水手裤The donor of these unusual embroidered pants recorded that a sailor made them on a voyage from Rhode Island to the Pacific Ocean. They are made of several colored wools and striped cotton ticking. Sailors’ crafts such as scrimshaw, wood carving, macramé, and shell work were all shipboard activities that used available materials to fill the long hours and create gifts for loved ones and object for personal use. Sailors used sewing skills to repair sails and mend clothes and other shipboard textiles. Some sailors who were proficient with the needle employed embroidery to ornament garments, sea bags, and accessories with motifs and symbols important in a sailor’s life. Uniforms for seamen were not consistently regulated until the nineteenth century, and sailors were often expected to provide their own clothing. They sometimes embroidered uniforms or other garments that were to be used on shore leave.

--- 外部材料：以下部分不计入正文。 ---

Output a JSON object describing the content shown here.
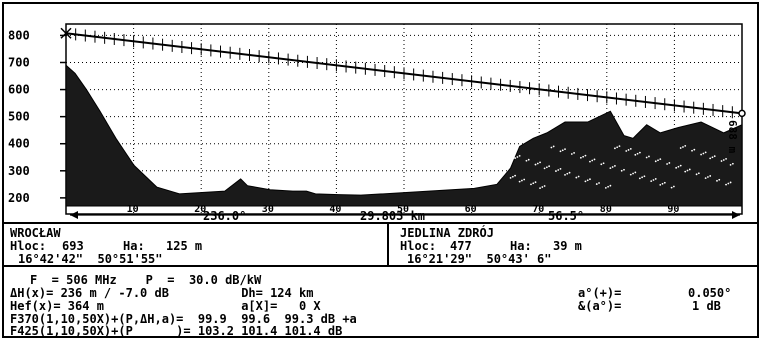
{
  "chart_data": {
    "type": "area",
    "y_ticks": [
      "800",
      "700",
      "600",
      "500",
      "400",
      "300",
      "200"
    ],
    "ylim": [
      170,
      820
    ],
    "x_ticks": [
      "10",
      "20",
      "30",
      "40",
      "50",
      "60",
      "70",
      "80",
      "90"
    ],
    "xlim": [
      0,
      29.803
    ],
    "right_axis_label": "688 m",
    "terrain": {
      "x": [
        0,
        0.4,
        0.9,
        1.5,
        2.2,
        3.0,
        4.0,
        5.0,
        6.0,
        7.0,
        7.7,
        8.0,
        9.0,
        10.0,
        10.6,
        11.0,
        12.0,
        13.0,
        14.0,
        15.0,
        16.0,
        17.0,
        18.0,
        19.0,
        19.6,
        20.0,
        20.6,
        21.2,
        22.0,
        23.0,
        24.0,
        24.6,
        25.0,
        25.6,
        26.2,
        27.0,
        28.0,
        29.0,
        29.8
      ],
      "y": [
        690,
        660,
        600,
        520,
        420,
        320,
        240,
        215,
        220,
        225,
        270,
        245,
        230,
        225,
        225,
        215,
        212,
        210,
        215,
        220,
        225,
        230,
        235,
        250,
        310,
        390,
        420,
        440,
        480,
        480,
        520,
        430,
        420,
        470,
        440,
        460,
        480,
        440,
        470
      ]
    },
    "los_line": {
      "x": [
        0,
        29.803
      ],
      "y": [
        808,
        512
      ]
    },
    "bottom_scale": {
      "left_angle": "236.0°",
      "distance": "29.803 km",
      "right_angle": "56.5°"
    }
  },
  "site_a": {
    "name": "WROCŁAW",
    "hloc_label": "Hloc:",
    "hloc_value": "693",
    "ha_label": "Ha:",
    "ha_value": "125 m",
    "coords": "16°42'42\"  50°51'55\""
  },
  "site_b": {
    "name": "JEDLINA ZDRÓJ",
    "hloc_label": "Hloc:",
    "hloc_value": "477",
    "ha_label": "Ha:",
    "ha_value": "39 m",
    "coords": "16°21'29\"  50°43' 6\""
  },
  "params": {
    "line1": "F  = 506 MHz    P  =  30.0 dB/kW",
    "line2": "ΔH(x)= 236 m / -7.0 dB          Dh= 124 km",
    "line3": "Hef(x)= 364 m                   a[X]=   0 X",
    "line4": "F370(1,10,50X)+(P,ΔH,a)=  99.9  99.6  99.3 dB +a",
    "line5": "F425(1,10,50X)+(P      )= 103.2 101.4 101.4 dB",
    "right_label1": "a°(+)=",
    "right_value1": "0.050°",
    "right_label2": "&(a°)=",
    "right_value2": "1 dB"
  },
  "colors": {
    "ink": "#000000",
    "paper": "#ffffff"
  }
}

The pants are constructed of coarse utilitarian fabrics, probably reused bedding—woolen blankets and striped cotton ticking. The embroidery is running stitch, worked in bold abstract patterns of palm leaves, flowers, stars, and human forms. It is possible that the motifs emulate tattoo patterns practiced by the indigenous people of the South Pacific region that the sailor observed while traveling. European and American sailors adopted tattooing as a form of personal adornment and symbolic expression in the late eighteenth century following the voyages of Captain Cook through the South Pacific. It became a cultural practice associated with sailors and soldiers throughout the nineteenth and twentieth centuries.